His bandmates are a little more forthcoming. The conversation pings around the room, a comfortable rapport among friends. Mancini and King alternate between teasing and praise, goading Macbain into memories of his locally-worshipped, now-defunct band, Tunnel of Love, a similarly distortion-driven trio with a raunchy bent. Mancini, the former lead singer of ‘90s indie band Fuzzy and current member of Boston psych-pop group Shepherdess, remembers being a massive fan of Tunnel of Love, and describes their magnetic appeal:

“All of a sudden you’d hear this noise in the corner and you’d turn around, and there were these three skinny guys—one of ‘em wearing a cape, tights and underwear— with Christmas lights, in the dark. And you’d be like, ‘What is going on?’ And it was just—I don’t know, it was totally punk rock, and it was pandemonium, and I just was a fan, because it was just different. You were used to seeing people play by the rules. And they definitely were not.”

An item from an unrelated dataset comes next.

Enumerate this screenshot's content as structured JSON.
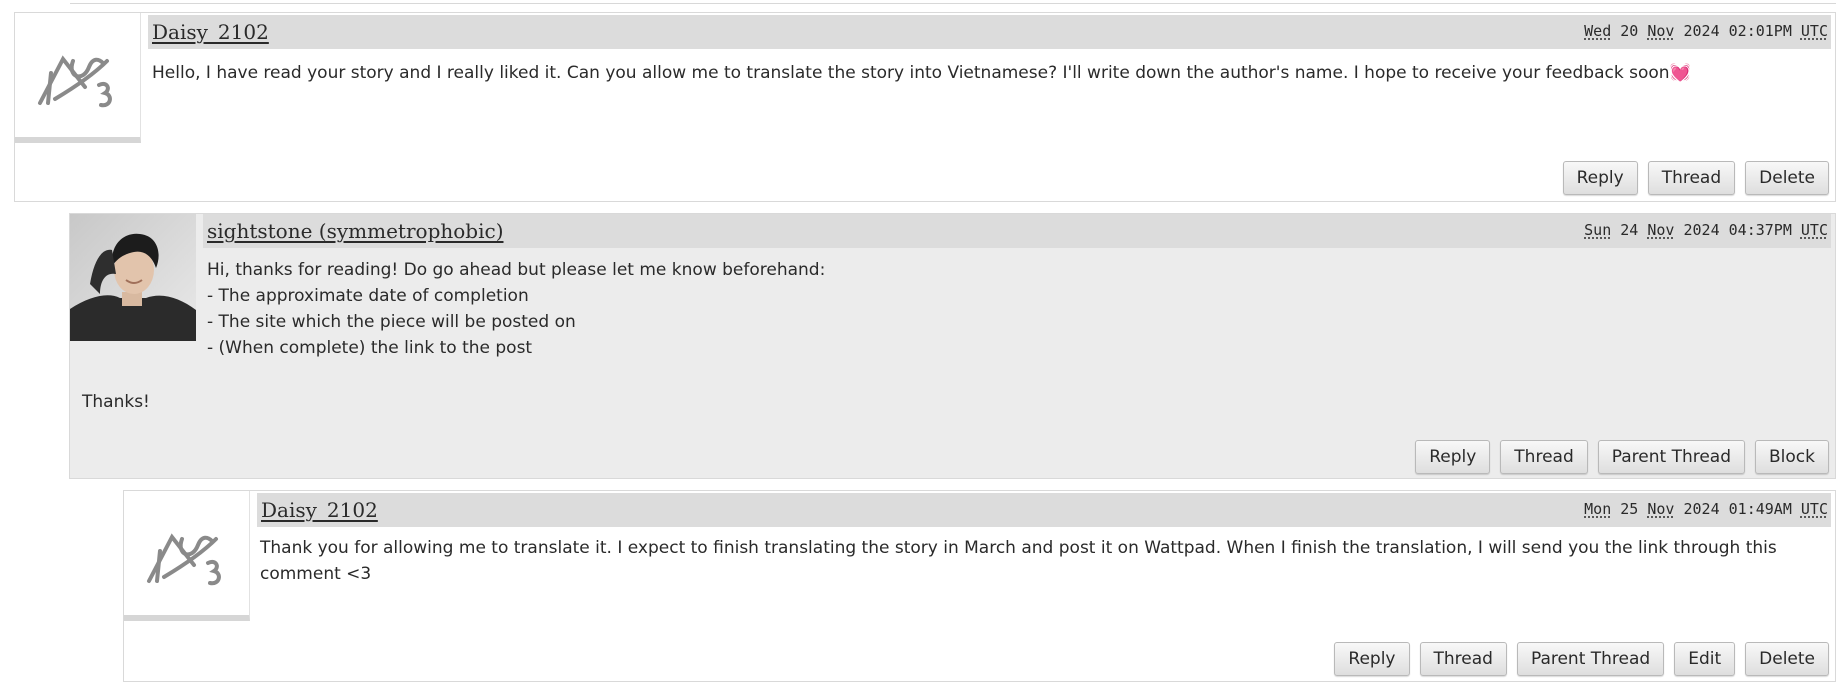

After Tunnel of Love disbanded in 2008, Mancini convinced Macbain to embark on a new project. The name “The Monsieurs” is a holdover from their original concept, which involved singing entirely in French, even though neither of them speaks the language. “I always like foreign songs better than American songs because the lyrics don’t get in the way,” says Macbain, who, paradoxically, pens all of The Monsieurs’ lyrics. Somewhere along the way, he switched to singing in English, and he and Mancini, who were now a couple, began toying with ‘60s girl-group-inspired tropes, complete with choruses of “ba ba ba.”

When Macbain suggested King as a drummer, Mancini balked, worried he would be too critical of her friend. King laughs, recalling her first show with The Monsieurs:

“I was terrified. I felt like I was white-knuckling it all the way through that point in time. Played the show, and the next day Macbain was like,” she lowers her voice to a dopey growl, “‘I just have 20 or 30 small parts to change.’” It is still up to debate as to whether he was entirely joking or not.

Macbain is a prolific songwriter with an exacting vision and a wild stage presence. But though he may determine the direction, it’s Mancini and King who drive the thundering, souped-up vehicle—whilst wearing matching dresses. King picked up the drums just three years ago after attending Ladies Rock Camp Boston (which Mancini co-runs), and plays with athletic gusto on a spartan drum set comprised of just a floor tom, snare drum, cymbal and tambourine. Mancini provides snarling counterpoint with the rhythmic force of waves falling onto rocks, spilling salt-soaked detritus onshore.

“There’s still a lot of melody there, and there’s really excellent guitar riffs. I feel like that cuts through a lot of the distortion,” says King. “There’s so much ‘60s kind of rhythm in it. And that, I think, grounds it a lot, and makes it way more listenable, for me, than if it was just noise rock. ... So it’s cool ‘cause you can have this angry song, but it’s sort of couched in this catchy run.”

This deliriously unsettling mixture of pretty and ugly is perhaps best exemplified in “Kari Ann,” the first track on “The Monsieurs.” The song is built around a sludgy, syncopated beat, each hit sounding like it might blow out the speakers. Macbain—singing from the perspective of either a jilted lover or a rebuffed stalker—enters with a sly, exaggerated sneer, then rockets upwards among spasms of feedback. Though he is singing words that would be at home on an early Beatles LP—he literally employs the line “I wanna hold your hand”—the effect is slimy, sinister. There is pain in his delivery, but also menace. He concludes with a wounded, drawn-out howl. Is it love? Or obsession? The Monsieurs aren’t telling.